Athletes Unlimited adds Texas Volts, brings pro softball to Round Rock
Athletes Unlimited announced the Texas Volts will play at Dell Diamond starting June 9. The expansion boosts visibility for pro women's softball and strengthens local sports business.

Athletes Unlimited Softball League expanded its footprint on January 13, 2026, naming Round Rock, Texas, as home to the league’s newest franchise, the Texas Volts. The Volts will play at Dell Diamond and join a six-team circuit that includes the Carolina Blaze, Chicago Bandits, Oklahoma City Spark, Portland Cascade and Utah Talons. The club will begin league play on June 9.
The Volts’ leadership combines high-profile names and regional ties.
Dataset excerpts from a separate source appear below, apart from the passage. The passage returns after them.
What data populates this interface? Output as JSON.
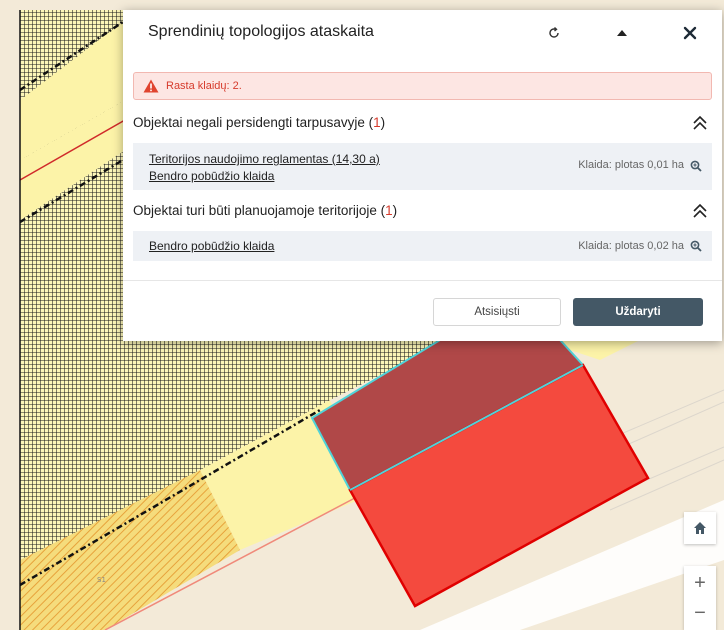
{
  "dialog": {
    "title": "Sprendinių topologijos ataskaita",
    "alert": "Rasta klaidų: 2.",
    "sections": [
      {
        "title": "Objektai negali persidengti tarpusavyje",
        "count": "1",
        "links": [
          "Teritorijos naudojimo reglamentas (14,30 a)",
          "Bendro pobūdžio klaida"
        ],
        "error": "Klaida: plotas 0,01 ha"
      },
      {
        "title": "Objektai turi būti planuojamoje teritorijoje",
        "count": "1",
        "links": [
          "Bendro pobūdžio klaida"
        ],
        "error": "Klaida: plotas 0,02 ha"
      }
    ],
    "buttons": {
      "download": "Atsisiųsti",
      "close": "Uždaryti"
    }
  },
  "map": {
    "label": "S1",
    "controls": {
      "zoom_in": "+",
      "zoom_out": "−"
    }
  },
  "colors": {
    "accent": "#445866",
    "error": "#d63b2c",
    "alert_bg": "#fde6e3",
    "zone_yellow": "#fcf3a8",
    "hatch_black": "#1a1a1a",
    "parcel_red": "#f44a3e",
    "parcel_dark": "#b04848",
    "overlap_cyan": "#4fd3d9"
  },
  "icons": [
    "refresh-icon",
    "collapse-up-icon",
    "close-icon",
    "warning-icon",
    "chevron-double-up-icon",
    "zoom-in-icon",
    "home-icon"
  ]
}
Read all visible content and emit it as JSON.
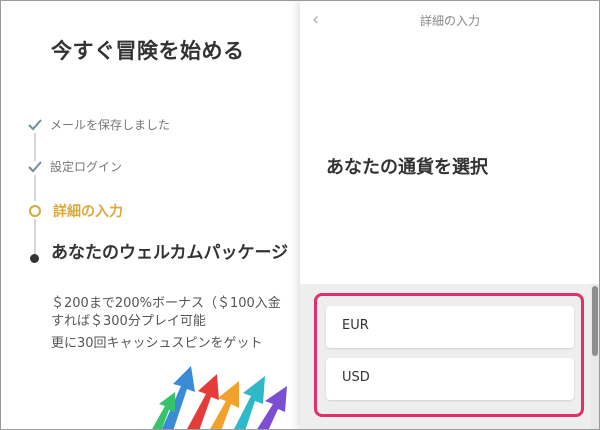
{
  "left": {
    "title": "今すぐ冒険を始める",
    "steps": [
      {
        "label": "メールを保存しました",
        "state": "done"
      },
      {
        "label": "設定ログイン",
        "state": "done"
      },
      {
        "label": "詳細の入力",
        "state": "active"
      }
    ],
    "welcome": {
      "title": "あなたのウェルカムパッケージ",
      "bonus": "＄200まで200%ボーナス（＄100入金すれば＄300分プレイ可能",
      "spins": "更に30回キャッシュスピンをゲット"
    }
  },
  "right": {
    "header_title": "詳細の入力",
    "heading": "あなたの通貨を選択",
    "options": [
      "EUR",
      "USD"
    ]
  },
  "colors": {
    "accent": "#d9a93a",
    "highlight": "#e0306b",
    "text": "#333333"
  }
}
Cat Osterman, a Texas legend and Olympian, will serve as general manager, while longtime Texas State coach Ricci Woodard takes the head-coach role. Early roster-building highlights include former Longhorn Mia Scott among the player additions, signaling the team’s intent to lean into local talent and university pipelines. Founding Season Ticket Members and group ticket packages are already being promoted; single-game tickets will go on sale later.
This expansion comes amid a moment of momentum for Athletes Unlimited. The league highlighted strong attendance in 2025, a multi-year media rights renewal with ESPN and MLB investment backing the expansion push. Those commercial pillars give the Volts immediate national visibility and financial stability that many fledgling pro women’s teams lack, and they create a platform for sustained growth in a sport with deep amateur roots but historically limited pro options.
Dell Diamond offers the Volts a professional-grade venue and a built-in sports ecosystem through a partnership with the Express organization to host the team. For Round Rock, hosting an AUSL franchise promises direct economic benefits on game days, increased youth engagement with softball programs and a year-round spotlight on women’s sports in a market already familiar with high-level baseball operations and fan activation.

On the field, the pairing of Osterman’s pitching pedigree and Woodard’s seasoned collegiate coaching suggests the Volts will prioritize a strong pitching staff and fundamentals-driven play. Adding a former Longhorn like Mia Scott also underscores the roster strategy of tapping Texas college talent to build fan affinity and on-field chemistry quickly. The Volts enter a compact six-team schedule where rivalries and regional matchups can be cultivated fast, helping drive attendance and television interest early.
Culturally, the arrival of the Texas Volts deepens the professional pathway from college softball to a televised league, offering role models for young players across Texas and the broader softball community. The combination of ESPN exposure and MLB investment signals that women’s professional softball is becoming a more viable entertainment product and business proposition.
As the Volts prepare for a June 9 kickoff, local supporters and national viewers will be watching how quickly the new franchise translates star power and coaching experience into wins and sustained fan engagement. For Round Rock and AUSL, the next season will test whether momentum and investment produce a lasting expansion success that further normalizes pro opportunities for women in America’s pastime.